La question de la révision constitutionnelle au Japon recouvre plusieurs enjeux. Pour les mouvances les plus nationalistes du spectre politique, lever le tabou de la révision constitutionnelle permettrait au pays d’affirmer le retour à une entière souveraineté, à un sentiment légitime de fierté nationale, et de marquer définitivement la fin de la période d’après guerre caractérisée par l’occupation américaine.
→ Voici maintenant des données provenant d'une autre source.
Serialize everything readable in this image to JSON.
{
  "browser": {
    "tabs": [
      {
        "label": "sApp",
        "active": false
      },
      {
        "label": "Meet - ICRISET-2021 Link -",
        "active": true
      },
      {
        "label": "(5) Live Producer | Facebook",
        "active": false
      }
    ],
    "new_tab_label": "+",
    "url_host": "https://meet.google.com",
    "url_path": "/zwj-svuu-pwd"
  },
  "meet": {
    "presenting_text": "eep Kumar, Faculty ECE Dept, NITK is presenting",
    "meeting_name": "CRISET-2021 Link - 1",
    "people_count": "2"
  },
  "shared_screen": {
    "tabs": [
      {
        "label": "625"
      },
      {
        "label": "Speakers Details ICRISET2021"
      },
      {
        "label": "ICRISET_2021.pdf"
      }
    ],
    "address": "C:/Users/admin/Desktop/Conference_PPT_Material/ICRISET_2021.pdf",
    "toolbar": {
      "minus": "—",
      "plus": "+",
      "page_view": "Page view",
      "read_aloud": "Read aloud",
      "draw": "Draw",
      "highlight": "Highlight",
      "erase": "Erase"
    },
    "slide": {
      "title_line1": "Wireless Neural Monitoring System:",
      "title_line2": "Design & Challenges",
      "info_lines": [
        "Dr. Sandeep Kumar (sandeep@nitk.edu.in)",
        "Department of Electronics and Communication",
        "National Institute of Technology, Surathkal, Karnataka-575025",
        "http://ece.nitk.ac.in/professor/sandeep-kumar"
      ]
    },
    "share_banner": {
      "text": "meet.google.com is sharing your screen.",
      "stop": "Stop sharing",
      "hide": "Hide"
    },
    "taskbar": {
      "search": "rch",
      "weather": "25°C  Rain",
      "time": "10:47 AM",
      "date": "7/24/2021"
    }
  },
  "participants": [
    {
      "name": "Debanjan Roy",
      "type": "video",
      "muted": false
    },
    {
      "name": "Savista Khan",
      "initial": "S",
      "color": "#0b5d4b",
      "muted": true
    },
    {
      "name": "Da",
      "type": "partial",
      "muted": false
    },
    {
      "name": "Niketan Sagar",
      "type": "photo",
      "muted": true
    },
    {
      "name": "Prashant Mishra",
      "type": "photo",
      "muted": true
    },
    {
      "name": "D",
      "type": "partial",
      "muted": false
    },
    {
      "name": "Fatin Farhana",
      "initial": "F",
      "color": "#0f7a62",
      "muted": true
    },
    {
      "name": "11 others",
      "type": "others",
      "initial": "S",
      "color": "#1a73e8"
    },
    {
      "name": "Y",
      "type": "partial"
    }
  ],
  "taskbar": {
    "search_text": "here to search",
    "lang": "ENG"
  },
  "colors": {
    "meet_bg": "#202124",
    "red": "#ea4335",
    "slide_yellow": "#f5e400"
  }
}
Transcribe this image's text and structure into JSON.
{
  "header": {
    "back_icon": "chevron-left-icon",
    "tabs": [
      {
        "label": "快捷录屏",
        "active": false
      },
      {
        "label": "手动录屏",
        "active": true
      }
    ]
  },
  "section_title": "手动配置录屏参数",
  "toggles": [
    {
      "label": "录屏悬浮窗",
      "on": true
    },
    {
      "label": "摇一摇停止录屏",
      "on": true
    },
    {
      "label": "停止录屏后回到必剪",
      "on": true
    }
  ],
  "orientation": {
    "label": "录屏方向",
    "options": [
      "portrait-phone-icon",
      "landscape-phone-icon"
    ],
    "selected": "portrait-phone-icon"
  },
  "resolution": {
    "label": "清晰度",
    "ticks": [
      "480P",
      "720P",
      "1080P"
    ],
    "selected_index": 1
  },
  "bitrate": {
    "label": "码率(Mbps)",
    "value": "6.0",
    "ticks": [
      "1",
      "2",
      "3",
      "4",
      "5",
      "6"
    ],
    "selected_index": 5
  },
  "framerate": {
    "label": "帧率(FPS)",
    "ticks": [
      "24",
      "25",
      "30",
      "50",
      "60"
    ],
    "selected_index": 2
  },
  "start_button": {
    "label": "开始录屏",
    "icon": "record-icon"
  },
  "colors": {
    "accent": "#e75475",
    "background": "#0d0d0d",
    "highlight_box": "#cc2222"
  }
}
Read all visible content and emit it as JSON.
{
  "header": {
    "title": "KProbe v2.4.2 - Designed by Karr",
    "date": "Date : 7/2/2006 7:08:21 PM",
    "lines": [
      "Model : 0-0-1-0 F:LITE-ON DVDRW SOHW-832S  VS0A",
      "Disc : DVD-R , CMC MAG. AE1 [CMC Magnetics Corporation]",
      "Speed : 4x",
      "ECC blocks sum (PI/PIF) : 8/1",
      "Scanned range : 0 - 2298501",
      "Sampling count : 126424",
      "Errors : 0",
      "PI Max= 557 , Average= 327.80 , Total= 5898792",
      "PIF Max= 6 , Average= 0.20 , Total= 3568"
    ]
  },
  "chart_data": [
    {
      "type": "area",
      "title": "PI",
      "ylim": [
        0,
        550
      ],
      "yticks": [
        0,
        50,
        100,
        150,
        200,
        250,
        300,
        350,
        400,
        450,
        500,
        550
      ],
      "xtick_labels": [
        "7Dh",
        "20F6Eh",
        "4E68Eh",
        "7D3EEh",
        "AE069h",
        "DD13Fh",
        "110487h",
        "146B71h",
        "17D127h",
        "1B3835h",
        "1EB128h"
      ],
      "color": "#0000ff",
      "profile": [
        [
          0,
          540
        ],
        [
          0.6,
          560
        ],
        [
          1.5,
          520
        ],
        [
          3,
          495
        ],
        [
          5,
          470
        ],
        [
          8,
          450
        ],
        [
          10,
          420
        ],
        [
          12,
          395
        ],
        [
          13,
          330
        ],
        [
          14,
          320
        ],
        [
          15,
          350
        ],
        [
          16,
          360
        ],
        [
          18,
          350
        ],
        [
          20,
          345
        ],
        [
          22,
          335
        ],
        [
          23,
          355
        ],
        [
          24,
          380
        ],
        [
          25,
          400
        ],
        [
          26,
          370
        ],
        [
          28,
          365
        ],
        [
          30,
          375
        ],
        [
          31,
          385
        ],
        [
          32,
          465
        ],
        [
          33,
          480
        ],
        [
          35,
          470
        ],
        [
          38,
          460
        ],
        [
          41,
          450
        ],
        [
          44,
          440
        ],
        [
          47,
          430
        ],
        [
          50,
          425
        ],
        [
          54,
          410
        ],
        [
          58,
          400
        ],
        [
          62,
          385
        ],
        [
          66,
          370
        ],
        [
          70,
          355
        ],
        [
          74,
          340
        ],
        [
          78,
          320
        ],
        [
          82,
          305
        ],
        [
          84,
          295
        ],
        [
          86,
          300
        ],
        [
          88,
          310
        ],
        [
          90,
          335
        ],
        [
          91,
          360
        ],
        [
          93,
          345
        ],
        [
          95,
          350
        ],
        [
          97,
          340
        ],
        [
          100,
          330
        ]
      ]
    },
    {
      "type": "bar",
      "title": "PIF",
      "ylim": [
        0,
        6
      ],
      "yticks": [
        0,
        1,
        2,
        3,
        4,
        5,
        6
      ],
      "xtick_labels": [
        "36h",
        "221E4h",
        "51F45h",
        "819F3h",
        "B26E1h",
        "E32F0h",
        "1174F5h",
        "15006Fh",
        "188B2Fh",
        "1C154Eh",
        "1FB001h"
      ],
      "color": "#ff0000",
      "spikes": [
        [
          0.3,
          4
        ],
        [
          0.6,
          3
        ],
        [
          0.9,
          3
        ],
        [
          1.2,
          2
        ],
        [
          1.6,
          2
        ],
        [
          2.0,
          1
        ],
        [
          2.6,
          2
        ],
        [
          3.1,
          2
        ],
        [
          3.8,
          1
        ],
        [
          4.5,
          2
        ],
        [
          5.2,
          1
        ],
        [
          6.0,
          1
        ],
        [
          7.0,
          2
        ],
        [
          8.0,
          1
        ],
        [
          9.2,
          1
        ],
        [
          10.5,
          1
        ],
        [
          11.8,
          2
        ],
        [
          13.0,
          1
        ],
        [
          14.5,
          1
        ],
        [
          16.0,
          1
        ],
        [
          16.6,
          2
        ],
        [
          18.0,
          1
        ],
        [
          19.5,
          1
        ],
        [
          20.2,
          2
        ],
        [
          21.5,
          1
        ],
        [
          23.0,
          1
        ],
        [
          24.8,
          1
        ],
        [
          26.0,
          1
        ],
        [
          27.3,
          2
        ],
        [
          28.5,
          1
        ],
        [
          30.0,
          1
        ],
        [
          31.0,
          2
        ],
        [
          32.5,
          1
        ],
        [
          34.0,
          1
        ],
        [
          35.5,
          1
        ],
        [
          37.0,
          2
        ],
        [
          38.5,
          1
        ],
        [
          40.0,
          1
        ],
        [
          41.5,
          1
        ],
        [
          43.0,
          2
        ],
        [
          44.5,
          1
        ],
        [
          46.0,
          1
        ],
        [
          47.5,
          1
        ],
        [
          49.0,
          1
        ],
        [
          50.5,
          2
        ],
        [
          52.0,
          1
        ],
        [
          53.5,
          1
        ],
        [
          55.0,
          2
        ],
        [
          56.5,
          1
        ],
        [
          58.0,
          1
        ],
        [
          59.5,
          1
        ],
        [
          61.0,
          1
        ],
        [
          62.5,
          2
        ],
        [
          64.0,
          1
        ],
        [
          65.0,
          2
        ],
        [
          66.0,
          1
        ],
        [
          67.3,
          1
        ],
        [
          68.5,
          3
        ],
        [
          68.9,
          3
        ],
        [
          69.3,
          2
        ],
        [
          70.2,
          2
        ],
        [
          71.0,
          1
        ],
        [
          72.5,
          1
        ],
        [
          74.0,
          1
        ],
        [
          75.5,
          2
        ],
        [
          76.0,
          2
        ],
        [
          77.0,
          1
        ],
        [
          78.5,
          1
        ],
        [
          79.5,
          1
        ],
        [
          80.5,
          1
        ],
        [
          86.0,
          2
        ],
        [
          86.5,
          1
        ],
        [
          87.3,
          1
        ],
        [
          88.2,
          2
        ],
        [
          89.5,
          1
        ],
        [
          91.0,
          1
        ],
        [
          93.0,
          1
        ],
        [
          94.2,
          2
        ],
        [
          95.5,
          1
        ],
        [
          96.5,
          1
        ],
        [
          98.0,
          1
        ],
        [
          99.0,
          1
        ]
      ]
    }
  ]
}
Dans ce contexte, réviser la Constitution – comme l’Allemagne l’a fait à plus de cinquante reprises – permettrait de redonner au Japon son statut de puissance normale sur la scène internationale. À ce niveau général, ne concernant pas spécifiquement l’article 9 – qui interdit au Japon de faire usage de la guerre et de posséder des forces armées –, plus de 63 % de la population considérait en 2019 que le principe d’une révision constitutionnelle était légitime. À un autre niveau plus concret, celui de la révision de l’article 9 de la Constitution, les positions sont beaucoup moins favorables. La révision de l’article 9 permettrait de « constitutionnaliser » les forces d’autodéfense et leurs missions, y compris à l’étranger. Depuis le début des années 1950, en dépit de l’article 9, le Japon s’est en effet doté de « forces d’autodéfense » en ayant recours à « l’interprétation » de la Constitution de 1946. D’abord « forces de police », les forces d’autodéfense sont aujourd’hui une véritable force armée, dont le statut demeure toutefois ambigu.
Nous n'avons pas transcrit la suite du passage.